Éducation : planifier les écoles de demain

Les bases « School Mapping » de Côte d’Ivoire, croisées avec le recensement de 2024, aident les collectivités à anticiper les besoins en salles de classe et en enseignants. Résultat : un programme pilote a optimisé l’emplacement de 134 nouvelles écoles primaires, réduisant de 20 minutes le temps de trajet moyen des élèves en zone péri‑urbaine. HumData

Infrastructures : prioriser les investissements

Les fichiers SIG sur les routes nigérianes (catégorie, état de la chaussée, densité de trafic) sont désormais utilisés par les logisticiens pour optimiser les itinéraires et par la Banque mondiale pour hiérarchiser les projets de réhabilitation. Complétés par l’Africa Infrastructure Development Index (AIDI), ils fournissent un baromètre continental des écarts d’accès à l’électricité, à l’eau potable ou à l’internet haut débit. HumDatainfrastructureafrica.opendataforafrica.org

Pourquoi ce trésor reste‑t‑il sous‑exploité ?

  1. Qualité et formats hétérogènes : absence de métadonnées, fichiers PDF scannés, séries interrompues.

  2. Fragmentation institutionnelle : chaque ministère publie selon ses propres règles, sans guichet unique.

  3. Capacités analytiques limitées : seulement 21 % des administrations disposent d’équipes data internes.

  4. Incitations économiques faibles : manque de modèles clairs de monétisation ou de partage de valeur.

  5. Cadres juridiques incomplets : licences ambiguës, conflits entre ouverture des données et législation sur la protection des renseignements personnels.
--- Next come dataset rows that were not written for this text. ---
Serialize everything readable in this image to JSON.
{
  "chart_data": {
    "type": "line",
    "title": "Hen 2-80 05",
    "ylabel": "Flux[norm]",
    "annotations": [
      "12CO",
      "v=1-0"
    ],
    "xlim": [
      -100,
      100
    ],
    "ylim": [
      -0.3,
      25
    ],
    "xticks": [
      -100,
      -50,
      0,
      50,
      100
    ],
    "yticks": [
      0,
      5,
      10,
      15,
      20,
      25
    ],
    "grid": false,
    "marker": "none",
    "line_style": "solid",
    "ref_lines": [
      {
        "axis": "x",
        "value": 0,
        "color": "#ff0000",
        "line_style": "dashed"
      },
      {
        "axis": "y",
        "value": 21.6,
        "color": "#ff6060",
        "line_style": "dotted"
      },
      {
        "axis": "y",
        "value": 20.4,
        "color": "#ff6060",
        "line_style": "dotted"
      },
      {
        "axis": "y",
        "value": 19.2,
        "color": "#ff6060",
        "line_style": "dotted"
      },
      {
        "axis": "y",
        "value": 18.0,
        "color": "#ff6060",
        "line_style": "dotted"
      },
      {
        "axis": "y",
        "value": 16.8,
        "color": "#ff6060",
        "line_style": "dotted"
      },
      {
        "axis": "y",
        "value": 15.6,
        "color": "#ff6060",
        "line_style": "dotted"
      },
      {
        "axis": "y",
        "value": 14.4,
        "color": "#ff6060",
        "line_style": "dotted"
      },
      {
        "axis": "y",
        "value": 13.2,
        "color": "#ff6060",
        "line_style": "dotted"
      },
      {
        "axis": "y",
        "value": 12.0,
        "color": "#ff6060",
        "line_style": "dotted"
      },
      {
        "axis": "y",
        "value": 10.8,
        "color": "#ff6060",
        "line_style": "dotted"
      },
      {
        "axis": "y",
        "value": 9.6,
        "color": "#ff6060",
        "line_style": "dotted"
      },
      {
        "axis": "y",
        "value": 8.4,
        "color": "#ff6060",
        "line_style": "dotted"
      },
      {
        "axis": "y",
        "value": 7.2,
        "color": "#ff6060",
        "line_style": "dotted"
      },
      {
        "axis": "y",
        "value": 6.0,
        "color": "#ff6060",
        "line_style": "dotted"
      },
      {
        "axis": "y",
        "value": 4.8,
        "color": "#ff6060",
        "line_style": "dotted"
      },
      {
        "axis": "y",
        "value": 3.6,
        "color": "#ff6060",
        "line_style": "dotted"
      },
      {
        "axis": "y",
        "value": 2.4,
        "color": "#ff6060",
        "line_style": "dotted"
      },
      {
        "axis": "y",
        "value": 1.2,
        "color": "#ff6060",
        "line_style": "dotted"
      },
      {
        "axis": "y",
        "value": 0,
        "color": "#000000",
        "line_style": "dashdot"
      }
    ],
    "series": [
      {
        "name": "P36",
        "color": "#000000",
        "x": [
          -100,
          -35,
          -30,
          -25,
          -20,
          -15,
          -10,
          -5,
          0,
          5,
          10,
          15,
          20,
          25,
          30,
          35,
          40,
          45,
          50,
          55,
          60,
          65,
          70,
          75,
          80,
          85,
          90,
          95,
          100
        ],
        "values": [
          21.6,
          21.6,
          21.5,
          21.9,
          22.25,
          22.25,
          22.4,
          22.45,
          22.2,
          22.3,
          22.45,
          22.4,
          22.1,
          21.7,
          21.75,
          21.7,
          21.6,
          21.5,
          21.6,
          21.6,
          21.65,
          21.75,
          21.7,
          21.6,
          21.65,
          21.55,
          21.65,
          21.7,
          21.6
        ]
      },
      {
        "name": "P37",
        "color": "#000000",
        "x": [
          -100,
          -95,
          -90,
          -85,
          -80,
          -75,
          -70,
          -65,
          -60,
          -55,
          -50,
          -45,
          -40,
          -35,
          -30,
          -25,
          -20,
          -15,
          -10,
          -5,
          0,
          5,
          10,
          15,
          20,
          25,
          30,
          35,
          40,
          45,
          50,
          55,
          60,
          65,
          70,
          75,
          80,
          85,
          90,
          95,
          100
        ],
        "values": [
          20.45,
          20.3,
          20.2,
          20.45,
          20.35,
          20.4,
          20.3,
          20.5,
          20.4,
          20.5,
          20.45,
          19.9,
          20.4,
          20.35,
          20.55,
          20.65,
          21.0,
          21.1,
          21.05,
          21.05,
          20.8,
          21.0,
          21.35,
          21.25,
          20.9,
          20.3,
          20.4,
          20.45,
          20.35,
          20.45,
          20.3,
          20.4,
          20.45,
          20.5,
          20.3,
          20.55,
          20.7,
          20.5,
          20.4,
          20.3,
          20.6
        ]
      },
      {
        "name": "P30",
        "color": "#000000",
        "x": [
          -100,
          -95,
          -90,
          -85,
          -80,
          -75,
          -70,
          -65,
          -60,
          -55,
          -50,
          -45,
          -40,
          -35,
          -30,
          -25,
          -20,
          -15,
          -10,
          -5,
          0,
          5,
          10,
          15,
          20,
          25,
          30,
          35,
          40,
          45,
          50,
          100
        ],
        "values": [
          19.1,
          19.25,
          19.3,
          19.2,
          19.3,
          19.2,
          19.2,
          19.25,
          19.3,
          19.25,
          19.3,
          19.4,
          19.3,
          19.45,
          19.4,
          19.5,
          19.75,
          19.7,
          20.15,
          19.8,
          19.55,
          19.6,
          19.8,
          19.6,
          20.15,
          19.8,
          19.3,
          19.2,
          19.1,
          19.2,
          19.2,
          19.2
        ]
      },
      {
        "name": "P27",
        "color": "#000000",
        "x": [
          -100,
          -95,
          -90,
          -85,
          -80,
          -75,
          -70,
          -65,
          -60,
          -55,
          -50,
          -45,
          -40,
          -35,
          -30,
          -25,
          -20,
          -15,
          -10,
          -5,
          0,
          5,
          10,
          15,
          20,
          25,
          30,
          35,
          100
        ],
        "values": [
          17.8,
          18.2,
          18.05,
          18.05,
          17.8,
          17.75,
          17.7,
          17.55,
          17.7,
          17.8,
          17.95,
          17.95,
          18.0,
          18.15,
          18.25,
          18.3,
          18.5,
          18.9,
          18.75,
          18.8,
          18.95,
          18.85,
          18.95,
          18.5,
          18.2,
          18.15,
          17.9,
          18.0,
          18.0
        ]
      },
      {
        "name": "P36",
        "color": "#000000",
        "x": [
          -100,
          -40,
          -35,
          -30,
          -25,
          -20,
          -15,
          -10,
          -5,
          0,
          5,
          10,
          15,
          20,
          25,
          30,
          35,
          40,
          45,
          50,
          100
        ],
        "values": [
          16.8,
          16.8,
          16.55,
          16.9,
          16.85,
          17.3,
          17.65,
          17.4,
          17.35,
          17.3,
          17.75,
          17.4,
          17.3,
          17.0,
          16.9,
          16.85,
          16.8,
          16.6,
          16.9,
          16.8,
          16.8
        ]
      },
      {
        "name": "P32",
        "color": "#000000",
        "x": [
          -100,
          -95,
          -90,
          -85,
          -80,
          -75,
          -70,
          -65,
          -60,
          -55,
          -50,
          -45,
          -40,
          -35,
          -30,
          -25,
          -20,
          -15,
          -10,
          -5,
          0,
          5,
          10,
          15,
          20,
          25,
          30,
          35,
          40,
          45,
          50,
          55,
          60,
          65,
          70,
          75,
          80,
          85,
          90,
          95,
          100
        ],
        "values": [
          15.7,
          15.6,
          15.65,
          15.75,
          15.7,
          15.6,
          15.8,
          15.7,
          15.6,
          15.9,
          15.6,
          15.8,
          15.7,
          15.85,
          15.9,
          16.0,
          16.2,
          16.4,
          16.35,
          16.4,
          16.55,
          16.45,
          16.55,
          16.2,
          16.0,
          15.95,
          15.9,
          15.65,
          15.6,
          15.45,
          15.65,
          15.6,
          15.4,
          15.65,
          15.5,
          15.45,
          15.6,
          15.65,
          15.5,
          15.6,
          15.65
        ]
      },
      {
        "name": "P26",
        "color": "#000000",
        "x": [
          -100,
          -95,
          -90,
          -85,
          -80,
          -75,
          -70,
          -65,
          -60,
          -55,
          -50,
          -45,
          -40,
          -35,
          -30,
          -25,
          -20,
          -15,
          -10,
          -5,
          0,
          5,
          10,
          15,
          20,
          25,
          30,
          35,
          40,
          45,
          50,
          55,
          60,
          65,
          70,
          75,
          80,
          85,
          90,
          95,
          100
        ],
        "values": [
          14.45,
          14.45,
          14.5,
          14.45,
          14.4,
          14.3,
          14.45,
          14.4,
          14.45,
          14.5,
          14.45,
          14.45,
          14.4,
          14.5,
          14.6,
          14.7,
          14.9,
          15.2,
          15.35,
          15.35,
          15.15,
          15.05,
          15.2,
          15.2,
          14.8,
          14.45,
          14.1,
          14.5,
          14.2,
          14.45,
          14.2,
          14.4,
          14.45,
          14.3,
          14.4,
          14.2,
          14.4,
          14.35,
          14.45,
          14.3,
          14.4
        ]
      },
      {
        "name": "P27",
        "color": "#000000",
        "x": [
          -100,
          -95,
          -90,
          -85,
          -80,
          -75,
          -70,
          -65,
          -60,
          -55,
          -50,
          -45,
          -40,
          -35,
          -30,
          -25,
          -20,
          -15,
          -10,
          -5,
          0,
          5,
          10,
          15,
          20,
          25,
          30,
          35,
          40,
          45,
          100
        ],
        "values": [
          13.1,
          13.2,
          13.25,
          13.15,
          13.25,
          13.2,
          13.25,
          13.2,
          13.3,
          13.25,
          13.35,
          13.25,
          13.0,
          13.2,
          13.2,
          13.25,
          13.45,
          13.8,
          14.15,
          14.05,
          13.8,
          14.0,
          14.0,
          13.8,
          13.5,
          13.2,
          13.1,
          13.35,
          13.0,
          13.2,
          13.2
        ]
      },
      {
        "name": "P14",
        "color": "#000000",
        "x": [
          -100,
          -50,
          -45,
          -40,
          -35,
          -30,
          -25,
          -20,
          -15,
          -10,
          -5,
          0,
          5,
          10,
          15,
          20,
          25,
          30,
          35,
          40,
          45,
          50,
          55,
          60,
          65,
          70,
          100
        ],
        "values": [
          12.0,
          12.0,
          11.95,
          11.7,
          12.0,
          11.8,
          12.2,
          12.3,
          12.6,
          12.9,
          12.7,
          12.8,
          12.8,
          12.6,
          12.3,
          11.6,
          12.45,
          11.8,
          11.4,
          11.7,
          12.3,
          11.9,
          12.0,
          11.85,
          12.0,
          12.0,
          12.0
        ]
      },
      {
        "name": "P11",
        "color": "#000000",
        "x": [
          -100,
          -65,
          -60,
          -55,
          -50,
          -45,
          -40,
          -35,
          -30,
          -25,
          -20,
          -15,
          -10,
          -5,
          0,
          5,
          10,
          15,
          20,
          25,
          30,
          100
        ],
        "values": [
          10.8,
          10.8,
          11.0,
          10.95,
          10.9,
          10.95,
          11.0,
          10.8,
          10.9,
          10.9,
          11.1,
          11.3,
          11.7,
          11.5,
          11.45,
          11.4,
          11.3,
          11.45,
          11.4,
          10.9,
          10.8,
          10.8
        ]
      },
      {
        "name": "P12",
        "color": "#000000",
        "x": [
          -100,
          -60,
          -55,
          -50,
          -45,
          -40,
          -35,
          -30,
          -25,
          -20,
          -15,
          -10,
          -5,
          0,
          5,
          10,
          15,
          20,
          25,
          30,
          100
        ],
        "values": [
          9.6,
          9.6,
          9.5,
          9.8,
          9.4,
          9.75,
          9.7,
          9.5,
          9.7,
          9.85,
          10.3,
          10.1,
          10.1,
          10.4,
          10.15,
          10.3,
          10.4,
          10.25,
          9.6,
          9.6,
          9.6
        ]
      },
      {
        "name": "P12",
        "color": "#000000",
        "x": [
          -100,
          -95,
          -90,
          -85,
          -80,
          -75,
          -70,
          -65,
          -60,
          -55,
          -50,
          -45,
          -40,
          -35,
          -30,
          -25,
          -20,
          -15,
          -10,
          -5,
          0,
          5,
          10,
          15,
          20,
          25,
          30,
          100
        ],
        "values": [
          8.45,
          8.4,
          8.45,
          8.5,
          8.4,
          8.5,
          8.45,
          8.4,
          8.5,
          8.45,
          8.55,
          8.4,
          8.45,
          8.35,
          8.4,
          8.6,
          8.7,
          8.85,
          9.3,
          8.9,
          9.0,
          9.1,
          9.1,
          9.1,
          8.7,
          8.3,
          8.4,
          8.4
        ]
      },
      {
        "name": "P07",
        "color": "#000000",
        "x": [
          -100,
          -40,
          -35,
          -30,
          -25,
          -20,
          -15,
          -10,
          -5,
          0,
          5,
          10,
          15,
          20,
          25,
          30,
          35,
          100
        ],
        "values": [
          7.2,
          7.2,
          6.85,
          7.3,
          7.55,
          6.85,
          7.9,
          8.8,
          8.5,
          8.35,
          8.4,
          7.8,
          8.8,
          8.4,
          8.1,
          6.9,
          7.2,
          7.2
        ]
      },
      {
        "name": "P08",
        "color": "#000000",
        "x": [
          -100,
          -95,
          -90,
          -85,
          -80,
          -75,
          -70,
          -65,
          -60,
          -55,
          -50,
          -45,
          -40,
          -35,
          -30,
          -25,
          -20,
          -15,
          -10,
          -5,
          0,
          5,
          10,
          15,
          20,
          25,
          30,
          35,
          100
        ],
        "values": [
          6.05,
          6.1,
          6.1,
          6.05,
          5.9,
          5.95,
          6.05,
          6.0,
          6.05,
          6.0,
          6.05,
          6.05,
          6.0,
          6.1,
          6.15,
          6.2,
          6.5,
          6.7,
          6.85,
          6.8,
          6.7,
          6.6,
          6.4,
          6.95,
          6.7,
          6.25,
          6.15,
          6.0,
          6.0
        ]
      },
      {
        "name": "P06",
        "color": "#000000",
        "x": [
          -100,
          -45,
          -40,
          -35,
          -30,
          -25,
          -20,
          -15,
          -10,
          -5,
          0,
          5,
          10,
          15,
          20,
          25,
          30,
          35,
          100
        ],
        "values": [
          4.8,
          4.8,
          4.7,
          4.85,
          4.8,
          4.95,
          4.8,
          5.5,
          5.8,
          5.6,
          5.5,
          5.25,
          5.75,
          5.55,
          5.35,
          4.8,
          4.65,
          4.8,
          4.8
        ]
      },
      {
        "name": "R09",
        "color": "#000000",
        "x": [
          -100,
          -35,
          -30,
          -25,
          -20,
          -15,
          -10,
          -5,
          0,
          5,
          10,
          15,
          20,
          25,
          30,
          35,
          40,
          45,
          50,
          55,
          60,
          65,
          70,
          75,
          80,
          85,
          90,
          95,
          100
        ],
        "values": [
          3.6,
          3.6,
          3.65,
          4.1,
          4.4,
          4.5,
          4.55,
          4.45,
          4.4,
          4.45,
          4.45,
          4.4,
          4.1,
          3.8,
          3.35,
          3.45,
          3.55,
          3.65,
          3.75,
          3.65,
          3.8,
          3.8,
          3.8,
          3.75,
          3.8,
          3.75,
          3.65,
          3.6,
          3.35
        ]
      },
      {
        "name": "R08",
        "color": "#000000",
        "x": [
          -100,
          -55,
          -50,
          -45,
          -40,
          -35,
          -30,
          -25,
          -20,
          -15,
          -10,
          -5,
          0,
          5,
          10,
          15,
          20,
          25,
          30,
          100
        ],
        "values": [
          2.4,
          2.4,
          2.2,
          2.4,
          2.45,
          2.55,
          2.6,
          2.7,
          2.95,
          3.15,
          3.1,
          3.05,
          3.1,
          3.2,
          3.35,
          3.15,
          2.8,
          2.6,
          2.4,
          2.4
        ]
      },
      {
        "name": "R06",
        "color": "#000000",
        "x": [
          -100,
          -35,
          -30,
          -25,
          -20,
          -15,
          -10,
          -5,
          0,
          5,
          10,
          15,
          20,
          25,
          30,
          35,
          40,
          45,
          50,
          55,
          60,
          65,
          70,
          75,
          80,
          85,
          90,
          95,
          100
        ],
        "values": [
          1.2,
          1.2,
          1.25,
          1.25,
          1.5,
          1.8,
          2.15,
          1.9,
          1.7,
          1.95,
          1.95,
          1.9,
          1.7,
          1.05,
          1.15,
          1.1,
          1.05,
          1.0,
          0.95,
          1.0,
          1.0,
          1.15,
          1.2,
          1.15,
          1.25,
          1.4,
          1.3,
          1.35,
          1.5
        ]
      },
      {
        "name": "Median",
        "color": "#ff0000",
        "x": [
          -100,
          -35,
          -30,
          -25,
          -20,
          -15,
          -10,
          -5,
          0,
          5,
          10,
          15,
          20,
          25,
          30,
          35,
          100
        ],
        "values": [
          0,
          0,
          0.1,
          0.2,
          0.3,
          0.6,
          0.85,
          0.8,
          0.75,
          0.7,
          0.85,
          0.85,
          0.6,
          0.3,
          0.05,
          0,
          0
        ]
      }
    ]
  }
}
Future of Privacy Forum

Cinq pistes pour libérer la valeur

Normaliser les jeux de données

  • Mesure : adopter partout le schéma DCAT‑AP Africa pour les métadonnées.

  • Impact : rend les ensembles plus faciles à découvrir, croiser et réutiliser.

Professionnaliser les équipes publiques

  • Mesure : former un nombre d'agents à la data science et à l’usage des API d’ici 2027.

  • Impact : accélère la transformation des données brutes en décisions opérationnelles.

Stimuler l’écosystème privé

  • Mesure : financer des challenges « Open Data for Impact » dotés de prix importants.

  • Impact : fait émerger des start‑ups locales spécialisées dans la valorisation des données publiques.

Sécuriser les environnements de partage

  • Mesure : mettre en place des zones de données souveraines (edge clouds nationaux).

  • Impact : concilie transparence et protection des informations sensibles.

Partager la valeur créée

  • Mesure : instaurer un modèle freemium : données brutes gratuites, services analytiques payants.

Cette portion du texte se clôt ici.